| 8/18/1998 12:00:00 AM

Alfonso Salas Trujillo

Bajo su administración, el Puerto de Cartagena pasó a ser uno de los más eficientes del Caribe. Nadie se acuerda de los días negros de Colpuertos.

Cargo

Gerente General Sociedad Portuaria de Cartagena.

Reto

Hacer de Cartagena el mejor puerto del Caribe.

Talento

Buen conocimiento del negocio y credibilidad entre los empleados. Disciplina.

Educación

Ingeniero Naval de la Escuela Naval de Colombia.

Ingeniero electricista de la Escuela de Posgrado de la Armada de Estados Unidos.

Trayectoria

Oficial Naval y de servicio durante 12 años. Secretario privado del Ministerio de Defensa. Comandante del Batallón de Cadetes de la Escuela Naval. Gerente de la Electrificadora de Bolívar. Vicepresidente de Vikingos S.A. Gerente general de la Sociedad desde 1994.

Status familiar

Casado, cuatro hijos.





La gente que hace negocios hoy con el Puerto de Cartagena ni siquiera se acuerda de lo que era Colpuertos. La ineficiencia, las demoras, la tramitomanía, los sobrecostos, los sobornos y los daños a la mercancía, que hasta hace pocos años eran el pan de cada día, hoy forman parte de un pasado borroso. El Puerto de Cartagena funciona como un reloj gracias a la privatización y a la eficiente administración, tras un giro radical que ocurrió bajo la gerencia del ex capitán de la Armada Nacional Alfonso Salas Trujillo.



Con una vasta experiencia en temas marítimos, pues aparte de su experiencia en la Armada ha dirigido empresas privadas como Vikingos, el "capitán" Salas (como se le conoce en toda la Costa) tiene descretados a todos los que visitan el nuevo puerto.



Con el apoyo irrestricto de una junta que quiere convertir a Cartagena en el mejor puerto del Caribe, Salas puso el terminal a funcionar en tiempo real. Esto quiere decir que la mayor parte de los trámites, desde cuando un barco llega hasta cuando la carga sale en camión, se hace en menos de 24 horas. Con Colpuertos, tan sólo para los trámites aduaneros se necesitaban ocho días como mínimo y otro tanto para ubicar el contenedor. El servicio cuesta la mitad que hace seis años, pero hoy lo suministra un puerto seguro, limpio y moderno.



Los empleados del puerto definen a Salas como "la calma en pasta". Le reconocen su paciencia, su inteligencia y, sobre todo, su rectitud y seriedad. Sin duda, estos valores se los ha transmitido al funcionamiento del Puerto, donde los usuarios han aprendido a confiar en la calidad del servicio y la pulcritud del manejo que reciben sus mercancías.

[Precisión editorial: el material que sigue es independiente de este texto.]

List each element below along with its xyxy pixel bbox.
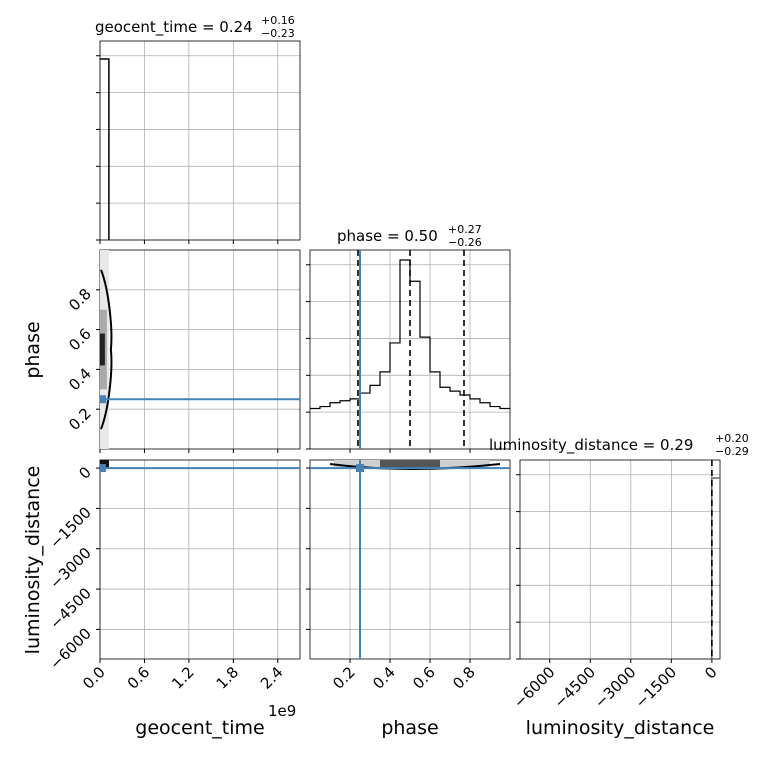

El orden y el control caracterizan hoy la operación del terminal. Así operan los 280 trabajadores (2.000 menos que en la época de Colpuertos), que están interconectados con un sofisticado software que permite saber con exactitud la ubicación, hora de llegada, destino final, contenido y demás información relevante sobre cada uno de los 3.000 contenedores que, en promedio, se encuentran en las instalaciones del puerto en un momento determinado. La capacitación del personal ha sido la fórmula fundamental para lograr este salto a la eficiencia. El Puerto de Cartagena invierte $1.000 millones anuales en esta área.

¿Qué viene en el futuro? Salas ha estado al frente de una inversión de US$47 millones para reestructurar las ruinas que dejó Colpuertos. Sus resultados siguen apareciendo y, actualmente el Puerto de Cartagena se alista para recibir buques de carga de gran calado. Pronto, además, Cartagena atenderá a los más famosos cruceros del mundo. El capitán Salas ya les adecuó un lugar especial para que más de un millón de turistas que utilizan este medio se lleven la mejor impresión de Cartagena y de Colombia.